According to Brazilian news outlets, the collaboration between Levin and the organization was made more difficult due to the pandemic and the fact that Levin was away from Rio de Janeiro, leading other orchestras.

The president of the Theatro Municipal released a statement saying, "The State Secretariat for Culture and Creative Economy of Rio de Janeiro (Sececrj) and the Municipal Theatro Foundation inform that the artistic director and principal conductor Ira Levin is no longer part of the Municipal's staff."

No reasons for the termination were given in the statement and it continued with, "Ira Levin was a professional who contributed a lot during his time at Theatro."

According to Concerto.com, a committee of some of the orchestral musicians requested a meeting with the president and expressed their complaints after a concert in December.

One of the members said, "We were all very uncomfortable with the conductor's conduct and unhappy with the chosen program. This was reflected in the result."

Ira Levin told The Violin Channel, however, that his termination was after a concert in which "they [the orchestra] arrived totally unprepared for."

The chosen program consisted of Mahler-Schoenberg's "Gesellen Lieder," the last two movements of the Schoenberg's Op. 10 quartet, the "Scherzo" and "Lento" of Beethoven’s Quartet Op. 135, and Levin's own arrangement for string orchestra of Schubert's "Lebenstuerme" D. 947.

During rehearsals, "They were not happy on day three [of five rehearsals] when I asked them out of respect for Beethoven and the music to please practice for heaven’s sake," said Levin.

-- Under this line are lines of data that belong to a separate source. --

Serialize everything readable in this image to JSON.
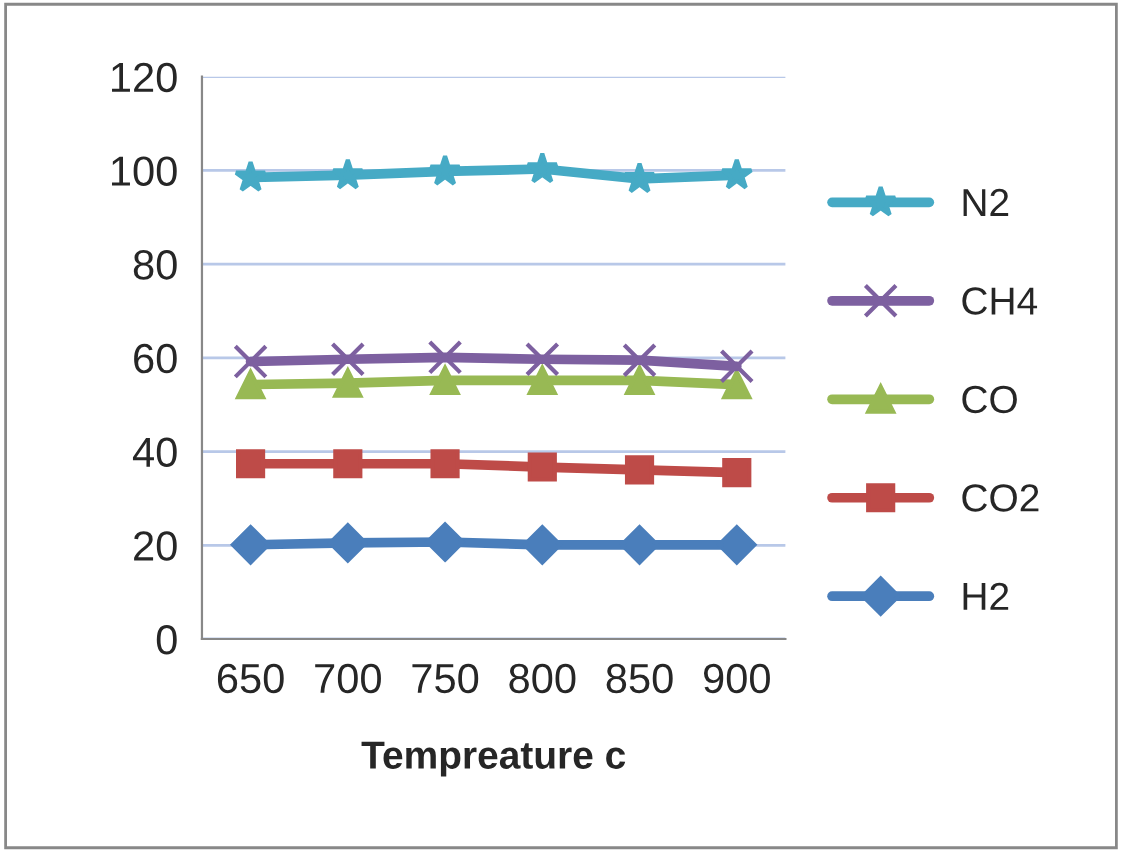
{
  "chart_data": {
    "type": "line",
    "xlabel": "Tempreature c",
    "categories": [
      "650",
      "700",
      "750",
      "800",
      "850",
      "900"
    ],
    "series": [
      {
        "name": "H2",
        "color": "#4a7ebb",
        "marker": "diamond",
        "values": [
          20.1,
          20.5,
          20.7,
          20.1,
          20.1,
          20.1
        ]
      },
      {
        "name": "CO2",
        "color": "#be4b48",
        "marker": "square",
        "values": [
          37.4,
          37.4,
          37.4,
          36.7,
          36.1,
          35.5
        ]
      },
      {
        "name": "CO",
        "color": "#98b954",
        "marker": "triangle",
        "values": [
          54.3,
          54.6,
          55.2,
          55.2,
          55.2,
          54.3
        ]
      },
      {
        "name": "CH4",
        "color": "#7d60a0",
        "marker": "cross",
        "values": [
          59.2,
          59.7,
          60.1,
          59.7,
          59.5,
          58.2
        ]
      },
      {
        "name": "N2",
        "color": "#46aac5",
        "marker": "star",
        "values": [
          98.5,
          99.0,
          99.8,
          100.3,
          98.2,
          99.0
        ]
      }
    ],
    "ylim": [
      0,
      120
    ],
    "yticks": [
      0,
      20,
      40,
      60,
      80,
      100,
      120
    ],
    "grid": "y",
    "legend": "right"
  }
}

At the concert, Levin explained that he was asked to go back on stage in front of the live audience and do parts of the Schubert again for a recording, a request he refused.

The Monday afterward, he got the call that he was no longer part of the organization.

"There had been no official complaints from the musician’s committee or union about me or any behavior of mine in two years, which is always the first step in such cases," Levin told the Violin Channel. "Even a serial-killer gets a trial, no?"